Secretary General of Jiangsu Provincial Party Committee
- In office June 1998 – November 2006
- Preceded by: Liang Baohua
- Succeeded by: Li Yunfeng

Communist Party Secretary of Huaiyin
- In office September 1994 – November 1997

Mayor of Huaiyin
- In office September 1992 – May 1995

Personal details
- Born: October 1946 (age 79) Yuanping City, Shanxi
- Party: Chinese Communist Party (expelled)
- Children: Zhao Jin (son)
- Alma mater: Harbin Institute of Military Engineering
- Profession: Radio engineer

= Zhao Shaolin =

Chinese politician

Zhao Shaolin (born October 1946) is a former Chinese politician who spent most of his career in Jiangsu province. Beginning in the 1990s, Zhao served as the mayor, then Communist Party Secretary, of the city of Huaiyin (now Huai'an). In 1998, he became the Secretary General of the Jiangsu provincial Party Committee, in charge of the execution of provincial party policy. He retired from politics in November 2006. Subsequently, he became vice-president of the non-profit China Aging Development Foundation. He was investigated by the Communist Party's anti-graft body in 2014 for corruption, then expelled from the Communist Party; he faces criminal charges related to bribery and foreign exchange fraud.

==Biography==
Zhao was born and raised in Yuanping City, Shanxi province, during the Republic of China.

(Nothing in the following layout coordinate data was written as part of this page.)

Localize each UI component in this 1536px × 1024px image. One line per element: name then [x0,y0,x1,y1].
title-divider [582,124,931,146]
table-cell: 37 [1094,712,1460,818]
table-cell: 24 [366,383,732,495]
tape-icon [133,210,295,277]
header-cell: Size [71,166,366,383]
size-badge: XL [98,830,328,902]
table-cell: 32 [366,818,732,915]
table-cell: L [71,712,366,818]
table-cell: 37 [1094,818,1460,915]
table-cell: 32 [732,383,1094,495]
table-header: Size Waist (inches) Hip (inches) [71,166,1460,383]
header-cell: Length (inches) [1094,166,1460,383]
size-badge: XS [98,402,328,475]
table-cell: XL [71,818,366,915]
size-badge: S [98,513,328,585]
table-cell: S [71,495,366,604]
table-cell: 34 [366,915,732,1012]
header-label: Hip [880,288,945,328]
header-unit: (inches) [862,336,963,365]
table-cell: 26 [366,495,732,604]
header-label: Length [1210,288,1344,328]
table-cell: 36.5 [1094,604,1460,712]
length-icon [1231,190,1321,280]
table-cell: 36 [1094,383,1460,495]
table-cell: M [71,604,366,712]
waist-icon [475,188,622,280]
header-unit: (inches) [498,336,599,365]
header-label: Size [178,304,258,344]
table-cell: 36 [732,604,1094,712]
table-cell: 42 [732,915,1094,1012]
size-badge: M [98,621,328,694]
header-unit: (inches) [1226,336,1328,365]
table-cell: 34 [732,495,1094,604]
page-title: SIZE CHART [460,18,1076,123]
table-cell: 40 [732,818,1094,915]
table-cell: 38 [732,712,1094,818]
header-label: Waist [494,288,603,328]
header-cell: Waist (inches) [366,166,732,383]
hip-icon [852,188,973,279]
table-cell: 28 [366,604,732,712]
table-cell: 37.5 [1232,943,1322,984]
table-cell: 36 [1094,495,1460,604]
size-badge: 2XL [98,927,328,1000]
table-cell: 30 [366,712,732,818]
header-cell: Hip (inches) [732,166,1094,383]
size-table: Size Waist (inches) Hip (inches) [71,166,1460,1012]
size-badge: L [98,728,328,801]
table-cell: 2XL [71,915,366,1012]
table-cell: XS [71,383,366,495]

In 1965, he entered the Harbin Institute of Military Engineering (哈尔滨军事工程学院), majoring in radio measurement, after graduating in 1970 he was assigned to Nanjing Bridge Machinery Works (南京大桥机器厂).

He became involved in politics in August 1965 and joined the Chinese Communist Party in April 1973.

Beginning in 1982, he served in several posts in Nanjing, capital of Jiangsu province, including party chief of Gulou District, and Deputy Party Secretary and Secretary General of the Nanjing Party Committee.

In September 1992, he became the Deputy Party Secretary and Mayor of Huaiyin; he was re-elected in 1993. He was elevated to party chief of Huaiyin in 1994.

In June 1998, he was promoted to become the Secretary General of the provincial party committee, and a provincial Party Standing Committee member. He was re-elected in March 2000, and began his third term in April 2003.

In December 2006, he became the First Vice-president of the China Aging Development Foundation (中国老龄事业发展基金会).

==Investigation==
On October 11, 2014, the state media reported that he was being investigated by the Central Commission for Discipline Inspection (CCDI) of the Chinese Communist Party for "serious violations of laws and regulations".

On August 14, 2015, Zhao was expelled from the Chinese Communist Party after investigation by the CCDI. It was said that Zhao violated "political discipline, political rules, and organizational discipline, formed cliques within the party." The CCDI also accused Zhao of unduly aiding in the business interests of his son and visiting "private clubs", attending banquets to give cash gifts and give bribes along with his son. He was indicted on two criminal charges: bribery and fraudulent purchase of foreign exchange.

Zhao was sentenced to four years in prison and fined 15 million yuan (US$2.19 million) on May 18, 2017.

==Personal life==
Zhao's son, Zhao Jin (赵晋), was a businessman who worked in Tianjin.